No parece probable que lleguemos a conocer el verdadero significado de 'Rosebud'. Y eso, a pesar de que casi todos tengamos algún rosebud escondido en nuestra niñez.
Ni Poe ni Welles quisieron descifrar sus mensajes más ocultos... pero nos dieron muchas pistas para ello. Cuervos que nos hablan en la noche o trineos perdidos en las nieves de un tiempo pretérito, son elementos habituales en esos sueños que confunden el final del invierno con el principio del otoño.
"Nevermore", se dijo a sí misma aquella serpiente emplumada que nunca quiso adentrarse en las ruinas de su fallida civilización. Y no es que el dios de la lluvia llorase sobre ella, no. Fue porque la fórmula de la ambición está repleta de complejas derivadas.
Ella aspiraba a un triunfo imposible, absoluto, que estuviese por encima del bien y del mal (sobre todo, del mal, ya que el bien lo consideraba parte indisoluble de su patrimonio vital).
Pero no podía ser: no es posible despreciar al destino, maltratando sin piedad cuanto nos ofrece. Y ella, claro está, aceptaba todo lo que venía edulcorado (no azucarado, desde luego, por motivos obvios) y lo destilaba para producir inestables efluvios delirantes.
Aquella quetzalcóatl de plumas nacaradas, hija de la oscuridad y lo invisible, no tenía más rosebud que su orgullo desmedido, fruto de su amor por la belleza efímera y la soberbia duradera.
Sostenía que era preciso odiar cuanto se quería, ya que solo odiando los propios deseos se alcanzaba esa ascética frialdad que permite, a quien la consigue, permanecer inmune a los sentimientos, fuente inagotable de las debilidades humanas.
Y, siguiendo fielmente estos principios, llegó a la cima. Desde allí, encaramada a esa cumbre desolada a la que Mussorgsky pusiera música, observó el aquelarre que le ofrecía la vida sobre la que había edificado su victoria.
Un lector inadvertido y bien intencionado, que hubiese llegado hasta este punto de la historia, podría suponer que estas líneas tratan de exponer el relato de una ambición incontrolada, con final triste para su protagonista. Sin embargo, estaría en un error, en un grave error.
Los orígenes se olvidan (como los sueños) con extrema facilidad. Y no solo se olvidan los malos, sino, también, los buenos. Olvidar los buenos orígenes produce unos efectos insospechados en el individuo. Así, que la memoria de un cuervo que fue alondra sea frágil tiene tanta utilidad como que las plumas de una quetzalcóatl no acepten reconocer que el cuerpo que cubren es el de una serpiente. Ambas fórmulas de olvido son eficaces.
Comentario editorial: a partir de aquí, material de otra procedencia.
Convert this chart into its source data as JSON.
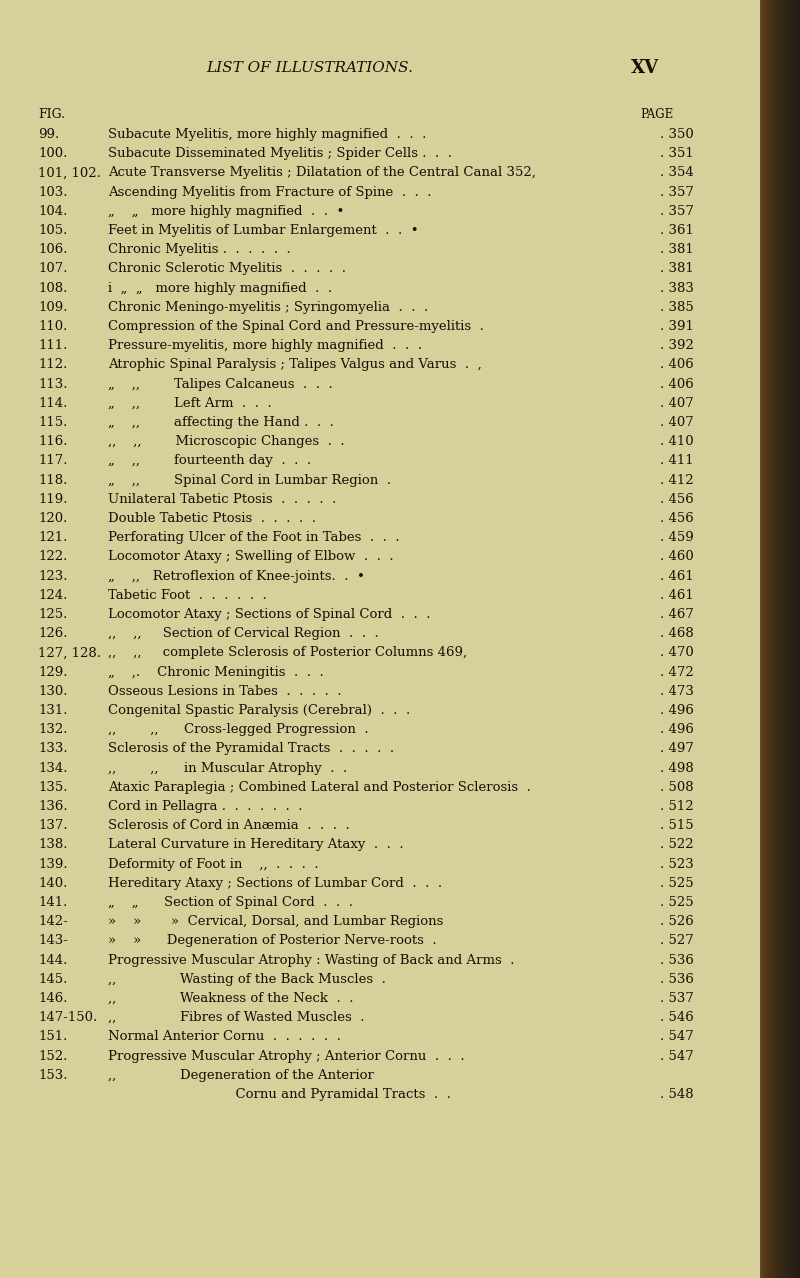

En el caso que nos ocupa, sería razonable dejar a un lado esas ideas, un tanto trasnochadas, que nos inducen a pensar que, en última instancia, el bien acaba venciendo al mal. Del mismo modo, es conveniente revisar nuestros prejuicios sobre los límites de lo bueno y lo malo en el propio comportamiento humano. Y, ya no digamos, en todo lo que se refiere a la ética de las serpientes emplumadas. Este último aspecto es fundamental, pues cualquier experto en la cultura mexica nos hablará de la dualidad de esta deidad, una dualidad inherente, también, a la condición humana, limitada por las condiciones de su cuerpo (la serpiente) y dotada de elementos espirituales (las plumas).
No es de extrañar, pues, que la nuestra (humana, pese a lo que ella piense), se repita, una y otra vez: "¡Nevermore!". Es una forma, como otra cualquiera, de renunciar a la serpiente de su estilizado cuerpo e invocar, tácitamente, a esas plumas blancas que le otorgan valores divinos. Puede que una de esas plumas, la más sencilla y sedosa, sea su 'Rosebud'.